Omri Ceren, press director for The Israel Project, stated, “The letter forced the administration to explain why they’re icing Congress out of Iran negotiations, and now that explanation has ignited a firestorm.
“The administration looks like it intentionally chose a weaker, non-binding arrangement, rather than a treaty, to avoid Senate oversight.”
As the controversy heats up over the U.S.-led talks between world powers with Iran about Tehran’s nuclear development program, so does the latest spat between the White House and senators who sent a letter to Iran.
The partisan divide has deepened between nearly all the GOP senators who signed that letter, organized by freshman Senator Tom Cotton (R-AK), and President Barack Obama.
Several Democrats who also signed on to the letter were called “traitors” in a headline on the front page of Tuesday’s New York Daily News.
Vice President Joe Biden hit back in a long, angry statement late Monday, charging that the letter “sends a highly misleading signal to friend and foe alike that that our Commander-in-Chief cannot deliver on America’s commitments – a message that is as false as it is dangerous.”
Cotton responded Tuesday on MSNBC’s “Morning Joe,” with equal vigor, bluntly questioning the Obama administration’s competence in foreign policy – and specifically, the acumen of the vice president.
“Joe Biden, as [President] Barack Obama’s own secretary of defense has said, has been wrong about nearly every foreign policy and national security decision in the last 40 years,” Cotton said.
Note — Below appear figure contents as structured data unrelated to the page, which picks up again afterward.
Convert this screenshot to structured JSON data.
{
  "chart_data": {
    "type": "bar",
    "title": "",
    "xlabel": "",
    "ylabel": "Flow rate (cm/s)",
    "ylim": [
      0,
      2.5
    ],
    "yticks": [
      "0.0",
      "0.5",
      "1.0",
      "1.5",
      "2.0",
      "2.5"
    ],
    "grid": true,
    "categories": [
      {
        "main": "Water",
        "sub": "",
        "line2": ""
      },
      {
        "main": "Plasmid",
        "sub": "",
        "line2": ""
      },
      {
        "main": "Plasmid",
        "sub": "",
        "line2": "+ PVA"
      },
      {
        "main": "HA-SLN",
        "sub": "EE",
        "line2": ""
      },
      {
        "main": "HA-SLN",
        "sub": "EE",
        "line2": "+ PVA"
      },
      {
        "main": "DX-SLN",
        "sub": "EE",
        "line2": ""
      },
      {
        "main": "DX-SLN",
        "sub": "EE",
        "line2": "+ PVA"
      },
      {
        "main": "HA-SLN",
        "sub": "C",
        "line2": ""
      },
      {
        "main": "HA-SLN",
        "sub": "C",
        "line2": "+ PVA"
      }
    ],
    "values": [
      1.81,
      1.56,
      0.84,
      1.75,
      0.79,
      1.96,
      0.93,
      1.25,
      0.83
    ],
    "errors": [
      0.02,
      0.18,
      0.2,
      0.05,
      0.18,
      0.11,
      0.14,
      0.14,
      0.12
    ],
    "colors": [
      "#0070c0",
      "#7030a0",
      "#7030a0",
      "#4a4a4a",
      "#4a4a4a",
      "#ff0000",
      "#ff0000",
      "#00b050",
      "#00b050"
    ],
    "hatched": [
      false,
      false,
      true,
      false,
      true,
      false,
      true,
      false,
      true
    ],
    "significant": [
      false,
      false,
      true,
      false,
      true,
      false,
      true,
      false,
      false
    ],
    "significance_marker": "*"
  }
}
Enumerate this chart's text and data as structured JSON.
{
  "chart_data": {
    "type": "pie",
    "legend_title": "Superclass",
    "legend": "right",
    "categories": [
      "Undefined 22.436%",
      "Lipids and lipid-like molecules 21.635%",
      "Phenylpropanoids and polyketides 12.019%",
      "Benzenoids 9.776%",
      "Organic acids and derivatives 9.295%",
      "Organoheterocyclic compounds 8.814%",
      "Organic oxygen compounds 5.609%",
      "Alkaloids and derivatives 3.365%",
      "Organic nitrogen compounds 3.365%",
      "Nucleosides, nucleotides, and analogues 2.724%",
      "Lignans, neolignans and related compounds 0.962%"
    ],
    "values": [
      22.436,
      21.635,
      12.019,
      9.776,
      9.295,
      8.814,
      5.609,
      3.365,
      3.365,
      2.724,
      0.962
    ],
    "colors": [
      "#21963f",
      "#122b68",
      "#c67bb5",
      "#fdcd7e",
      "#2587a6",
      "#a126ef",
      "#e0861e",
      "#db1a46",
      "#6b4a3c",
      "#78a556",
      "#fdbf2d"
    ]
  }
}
“Moreover, if Joe Biden respects the dignity of the institution of the Senate he should be insisting that the president submit any deal to approval of the Senate, which is exactly what he did on numerous deals during his time in Senate,” he added, as quoted by Politico.
U.S. Secretary of State John Kerry and President Barack Obama may sign a 10-year deal with Iran this month, but if the Congress has its way, that agreement won’t be worth the paper it’s written on, once Obama is out of office.
All 47 Republican senators banded together to send an open letter about the deal to Iran this week. The letter warned that nation’s leadership that any nuclear deal signed by the Obama administration without Congressional support would be a “mere executive agreement.”
As such, the letter went on, “the next president could revoke such an executive agreement with the stroke of a pen and future Congresses could modify the terms of the agreement at any time.”
White House press secretary Josh Earnest responded that the “letter is a continuation of a partisan strategy” and said the lawmakers were “interfering in a delicate moment” in the talks, which are due to resume on March 15. The deadline for an agreement is March 31.
Senator Bill Cassidy (R-LA) spoke with CNN‘s Wolf Blitzer on Monday and explained that the letter to Iran simply meant, “If this is a bad deal, it will be revisited. We are going to represent the views of the American people.
“Iran has said it does not understand our governmental system. This is a civics lesson for Iran, and I think that’s perfectly appropriate… This just says that the deal better represent U.S. interests as well as Iran interests… If it’s a bad deal, then there will be repercussions.”
The move was organized by freshman Senator Tom Cotton, but signed by the Senate’s entire Republican party leadership, as well as three presidential candidates, Ted Cruz, Rand Paul and Marco Rubio.
Because the Congress has been blocked from having any role to play in the negotiating process, lawmakers are very frustrated. As long as the agreement does not have to be ratified by Congress, the Secretary of State or the president can sign the document at the executive branch level, leaving the legislative branch with no role.